The Boeing Company (BA) lost out billions from its order book when Australian airline Qantas Airways Limited cancelled an order for 35 of Boeing's new 787-9 airplanes. The airplanes would have been worth $8.5 billion at list prices.
Qantas Airways trimmed the multi-billion order after digesting a $257 million loss for the twelve-month period ending June 30, 2012. This was the first ever loss incurred by Qantas ever since the airline, nicknamed the “Flying Kangaroo”, went private in 1995. Fortunes of Qantas Airways tumbled owing to sharply rising fuel prices, a series of strikes that temporarily grounded its fleet and its struggling international division. The financially stressed airline is still buying 15 787-8s. It is also keeping options open to buy as many as 50 of Boeing's 787-9 series airplanes.

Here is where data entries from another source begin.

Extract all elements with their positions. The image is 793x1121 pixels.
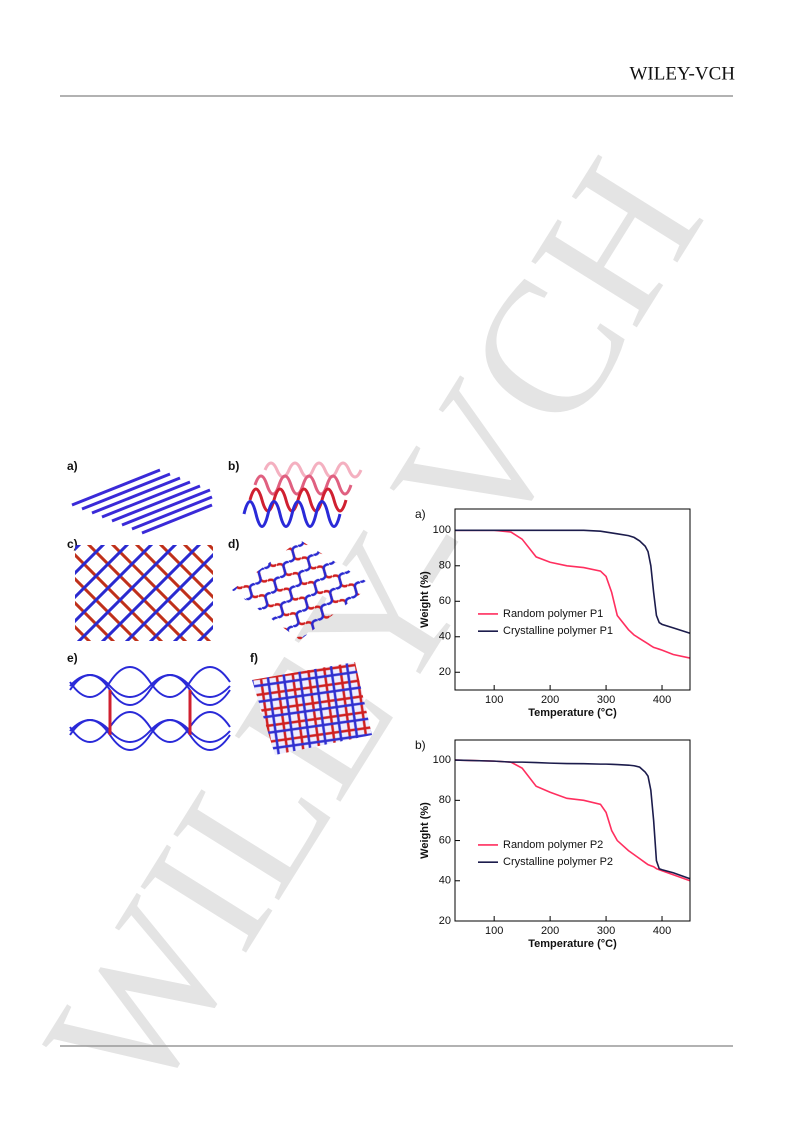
charts: a) 100 200 300 400 20 40 60 80 100 Temperature (°C… [415,507,691,950]
y-axis-label: Weight (%) [419,571,431,628]
data-line [455,529,691,634]
y-axis-label: Weight (%) [419,802,431,859]
x-tick-label: 300 [597,694,615,706]
y-tick-label: 20 [439,666,451,678]
panel-label: b) [228,459,239,473]
y-tick-label: 20 [439,915,451,927]
legend-label: Random polymer P2 [503,839,603,851]
panel-label: a) [67,459,78,473]
x-tick-label: 400 [653,925,671,937]
x-axis-label: Temperature (°C) [528,707,617,719]
legend-label: Crystalline polymer P2 [503,856,613,868]
data-line [454,759,691,880]
panel-e-art [69,666,231,751]
legend-label: Random polymer P1 [503,608,603,620]
panel-label: d) [228,537,239,551]
plot-frame [454,739,691,922]
x-tick-label: 400 [653,694,671,706]
x-tick-label: 200 [541,694,559,706]
panel-d-art [232,540,372,640]
y-tick-label: 100 [433,524,451,536]
legend-label: Crystalline polymer P1 [503,625,613,637]
y-tick-label: 40 [439,631,451,643]
x-tick-label: 100 [485,694,503,706]
x-axis-label: Temperature (°C) [528,938,617,950]
y-tick-label: 100 [433,754,451,766]
panel-label: f) [250,651,258,665]
panel-b-art [242,461,363,528]
data-line [454,759,691,882]
structure-panels: a) b) c) d) e) f) [67,459,372,755]
chart-label: a) [415,507,426,521]
y-tick-label: 60 [439,595,451,607]
x-tick-label: 300 [597,925,615,937]
panel-label: c) [67,537,78,551]
x-tick-label: 200 [541,925,559,937]
y-tick-label: 60 [439,834,451,846]
panel-label: e) [67,651,78,665]
chart-label: b) [415,738,426,752]
panel-a-art [71,468,213,535]
y-tick-label: 80 [439,560,451,572]
publisher: WILEY-VCH [629,63,735,84]
panel-f-art [252,662,372,755]
y-tick-label: 40 [439,875,451,887]
x-tick-label: 100 [485,925,503,937]
panel-c-art [75,545,213,641]
data-line [455,529,691,659]
plot-frame [454,508,691,691]
y-tick-label: 80 [439,794,451,806]
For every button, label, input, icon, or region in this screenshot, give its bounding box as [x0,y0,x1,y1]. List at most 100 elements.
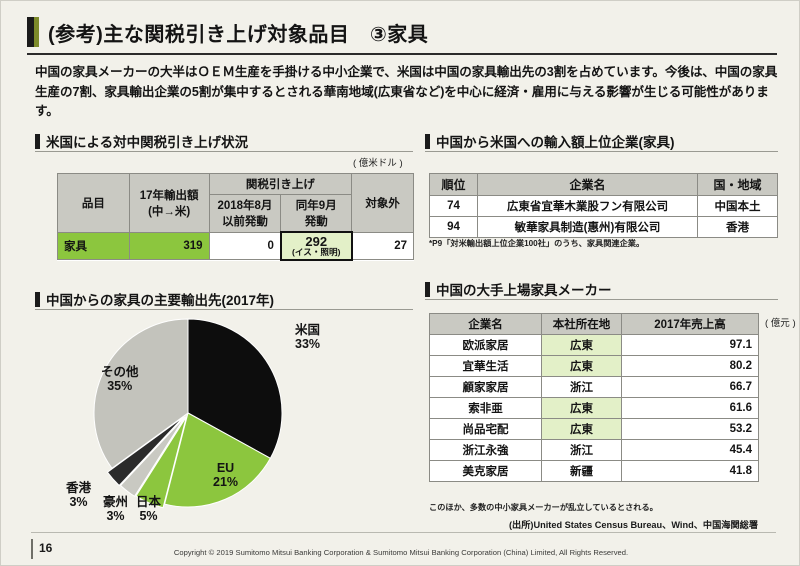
page-title: (参考)主な関税引き上げ対象品目 ③家具 [27,15,777,49]
pie-slice [135,416,187,509]
section-header-makers: 中国の大手上場家具メーカー [425,279,612,299]
pie-chart: 米国 33% EU 21% 日本 5% 豪州 3% 香港 3% その他 35% [63,313,408,523]
title-text: (参考)主な関税引き上げ対象品目 ③家具 [48,23,429,46]
th-maker-hq: 本社所在地 [541,313,622,335]
pie-label-australia-name: 豪州 [103,495,129,509]
lead-paragraph: 中国の家具メーカーの大半はＯＥＭ生産を手掛ける中小企業で、米国は中国の家具輸出先… [35,65,778,119]
pie-label-australia-value: 3% [106,509,125,524]
makers-note: このほか、多数の中小家具メーカーが乱立しているとされる。 [429,503,658,512]
td-rank: 94 [429,216,478,238]
pie-chart-svg [93,318,283,509]
pie-slice [106,416,184,487]
td-maker-hq: 広東 [541,418,622,440]
source-label: (出所)United States Census Bureau、Wind、中国海… [509,520,759,530]
section-divider-importers [425,151,778,152]
pie-label-us: 米国 33% [295,323,320,352]
td-maker-hq: 広東 [541,334,622,356]
td-excluded-value: 27 [351,231,414,261]
pie-label-us-value: 33% [295,337,321,352]
table-header-row: 順位 企業名 国・地域 [429,173,778,196]
th-maker-sales: 2017年売上高 [621,313,759,335]
td-company: 敏華家具制造(惠州)有限公司 [477,216,698,238]
td-maker-company: 索非亜 [429,397,542,419]
pie-slice [187,318,283,459]
th-group-tariff-raise: 関税引き上げ [208,173,353,195]
td-maker-company: 欧派家居 [429,334,542,356]
pie-label-other-value: 35% [107,379,133,394]
section-header-tariff: 米国による対中関税引き上げ状況 [35,131,248,151]
th-export-sub: (中→米) [148,205,191,218]
pie-label-us-name: 米国 [295,323,321,337]
table-header-row: 企業名 本社所在地 2017年売上高 [429,313,759,335]
table-header-row-2: 2018年8月 以前発動 同年9月 発動 [58,194,414,233]
section-tick-icon [425,133,430,149]
table-row: 94 敏華家具制造(惠州)有限公司 香港 [429,216,778,238]
footer-divider [31,532,776,533]
pie-label-other-name: その他 [101,365,139,379]
th-sep-sub: 発動 [304,216,328,228]
td-maker-company: 美克家居 [429,460,542,482]
section-header-pie: 中国からの家具の主要輸出先(2017年) [35,289,274,309]
section-title-importers: 中国から米国への輸入額上位企業(家具) [436,135,675,150]
pie-label-japan-value: 5% [139,509,158,524]
th-region: 国・地域 [697,173,778,196]
td-maker-hq: 浙江 [541,439,622,461]
pie-label-eu-value: 21% [213,475,239,490]
th-sep-main: 同年9月 [295,200,337,212]
table-header-row: 品目 17年輸出額 (中→米) 関税引き上げ 対象外 [57,173,414,233]
section-tick-icon [425,281,430,297]
pie-label-hongkong-name: 香港 [66,481,92,495]
td-maker-sales: 66.7 [621,376,759,398]
td-maker-sales: 61.6 [621,397,759,419]
section-divider-pie [35,309,413,310]
td-company: 広東省宜華木業股フン有限公司 [477,195,698,217]
copyright-text: Copyright © 2019 Sumitomo Mitsui Banking… [173,548,629,557]
section-title-makers: 中国の大手上場家具メーカー [436,283,612,298]
section-divider-tariff [35,151,413,152]
table-row: 美克家居 新疆 41.8 [429,460,759,482]
td-maker-company: 宜華生活 [429,355,542,377]
td-pre-aug-value: 0 [208,231,282,261]
table-row: 顧家家居 浙江 66.7 [429,376,759,398]
td-sep-value-highlight: 292 (イス・照明) [279,231,353,261]
th-excluded: 対象外 [351,173,414,233]
td-maker-sales: 41.8 [621,460,759,482]
title-accent-black [27,17,34,47]
td-maker-company: 浙江永強 [429,439,542,461]
td-maker-company: 尚品宅配 [429,418,542,440]
td-maker-hq: 浙江 [541,376,622,398]
section-header-importers: 中国から米国への輸入額上位企業(家具) [425,131,675,151]
td-sep-note: (イス・照明) [292,247,341,257]
table-row: 宜華生活 広東 80.2 [429,355,759,377]
pie-label-hongkong: 香港 3% [66,481,91,510]
table-row: 74 広東省宜華木業股フン有限公司 中国本土 [429,195,778,217]
pie-label-japan-name: 日本 [136,495,162,509]
th-pre-aug: 2018年8月 以前発動 [208,194,282,233]
pie-label-hongkong-value: 3% [69,495,88,510]
importers-table: 順位 企業名 国・地域 74 広東省宜華木業股フン有限公司 中国本土 94 敏華… [429,173,778,238]
makers-table: 企業名 本社所在地 2017年売上高 欧派家居 広東 97.1 宜華生活 広東 … [429,313,759,482]
td-maker-sales: 80.2 [621,355,759,377]
table-row: 索非亜 広東 61.6 [429,397,759,419]
pie-slice [119,416,186,498]
table-row: 浙江永強 浙江 45.4 [429,439,759,461]
table-row: 家具 319 0 292 (イス・照明) 27 [57,231,414,261]
pie-label-eu-name: EU [216,461,235,475]
unit-label-makers: ( 億元 ) [765,318,796,329]
title-divider [27,53,777,55]
td-region: 香港 [697,216,778,238]
td-item-furniture: 家具 [57,231,130,261]
section-title-pie: 中国からの家具の主要輸出先(2017年) [46,293,275,308]
th-rank: 順位 [429,173,478,196]
page-number: 16 [39,541,53,555]
section-tick-icon [35,291,40,307]
page-number-accent [31,539,33,559]
th-maker-company: 企業名 [429,313,542,335]
unit-label-tariff: ( 億米ドル ) [353,158,403,169]
th-company: 企業名 [477,173,698,196]
pie-label-eu: EU 21% [213,461,238,490]
table-row: 尚品宅配 広東 53.2 [429,418,759,440]
importers-note: *P9「対米輸出額上位企業100社」のうち、家具関連企業。 [429,239,645,248]
th-export-main: 17年輸出額 [139,189,199,202]
table-row: 欧派家居 広東 97.1 [429,334,759,356]
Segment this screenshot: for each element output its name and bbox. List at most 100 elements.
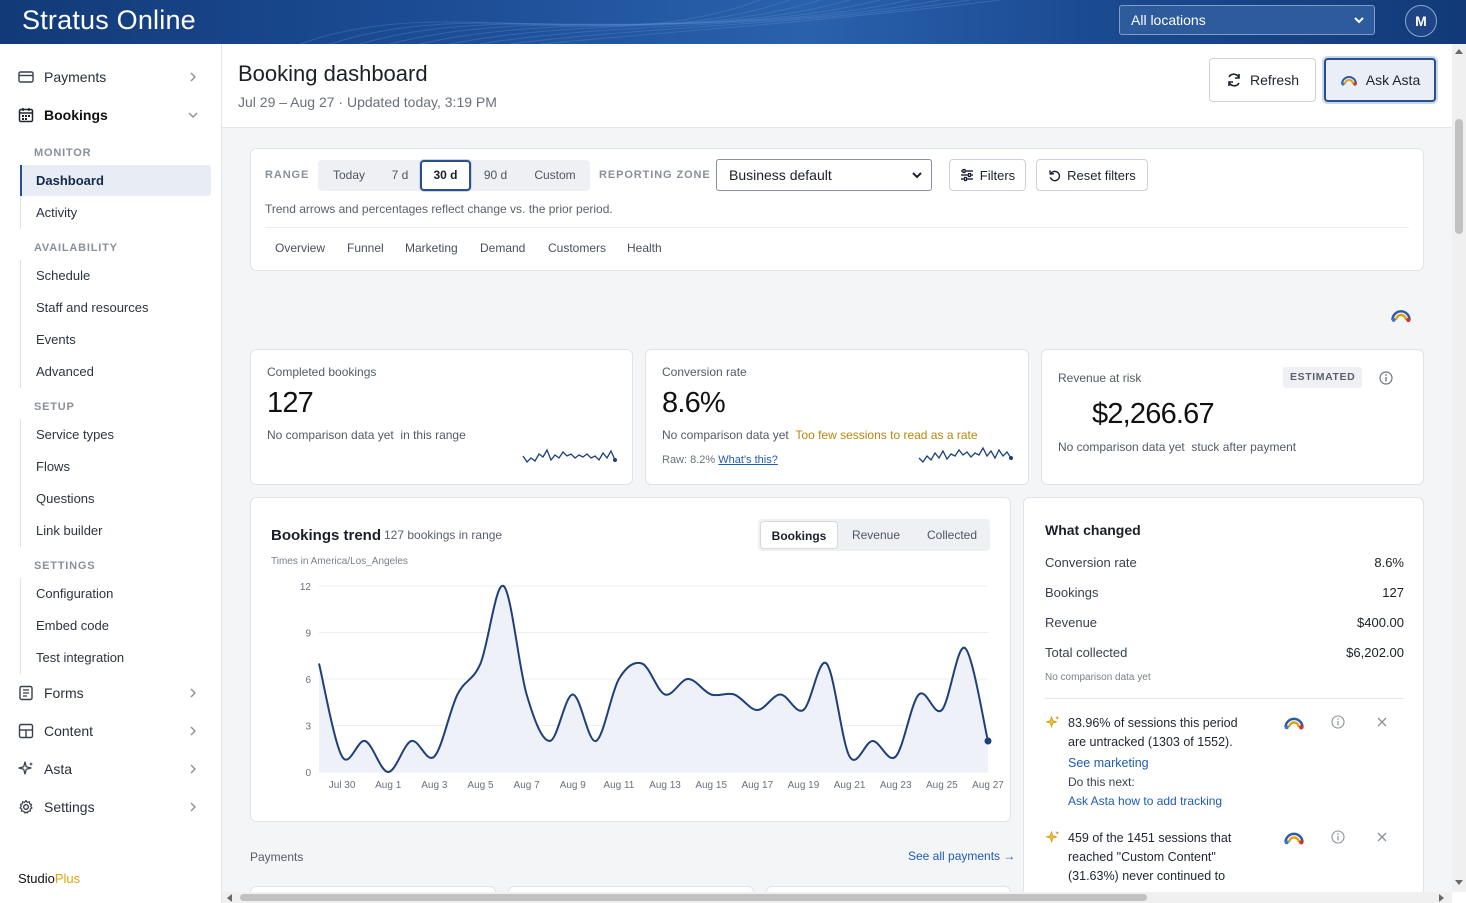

The Boeing 787-9 Dreamliner is a slightly larger version of the 787-8 and can carry 250-290 passengers on routes spanning 8,000 to 8,500 nautical miles. The 787 provides airlines with higher fuel efficiency, resulting in high environmental standards. According to Boeing, the airplane uses 20% less fuel than its peers.
Boeing enjoys a unique position as the largest aircraft manufacturer in the world in terms of revenues, orders and deliveries, and is also one of the largest aerospace and defense contractors. Besides, its revenues are spread across more than 90 countries around the globe.
Looking forward, Boeing in its 2012 Current Market Outlook estimates a $4.5 trillion market for 34,000 new commercial airplanes over the next 20 years. Boeing’s projection of growth is based on the strength of the commercial aviation market, recovery witnessed in world economies and strong demand for fleet addition and replacement. Airline traffic is forecast to grow at a 5% annual rate over the next two decades, with cargo traffic projected to grow at an annual rate of 5.2%.
Boosted by such strong projections, Boeing recently raised its full-year 2012 earnings per share guidance to a range of $4.40–$4.60 versus its earlier guidance range of $4.15–$4.35. The company’s revenue guidance for 2012 is in the range of $79.5–$81.5 billion versus the earlier range of $78.0–$80.0 billion. Commercial Airplanes' 2012 deliveries are expected to be between 585 and 600 airplanes, which are already sold out. This includes an expected 70 to 85 787 and 747-8 deliveries. Commercial Airplanes' 2012 revenue is expected to be between $47.5 billion and $49.5 billion with operating margin hovering around 9.0%.
In the defense space, however, the threat of cutbacks will loom over the company going forward. Overall, Boeing expects defense revenue for 2012 to be between $31.5 billion and $32.0 billion with operating margin greater than 9%.
Boeing currently retains a Zacks #3 Rank, which translates into a short-term Hold rating. Considering the fundamentals, we are maintaining our Neutral recommendation on the stock. This is in sync with other aerospace and defense behemoths, General Dynamics Corporation (GD) and L-3 Communications Holdings Inc. (LLL).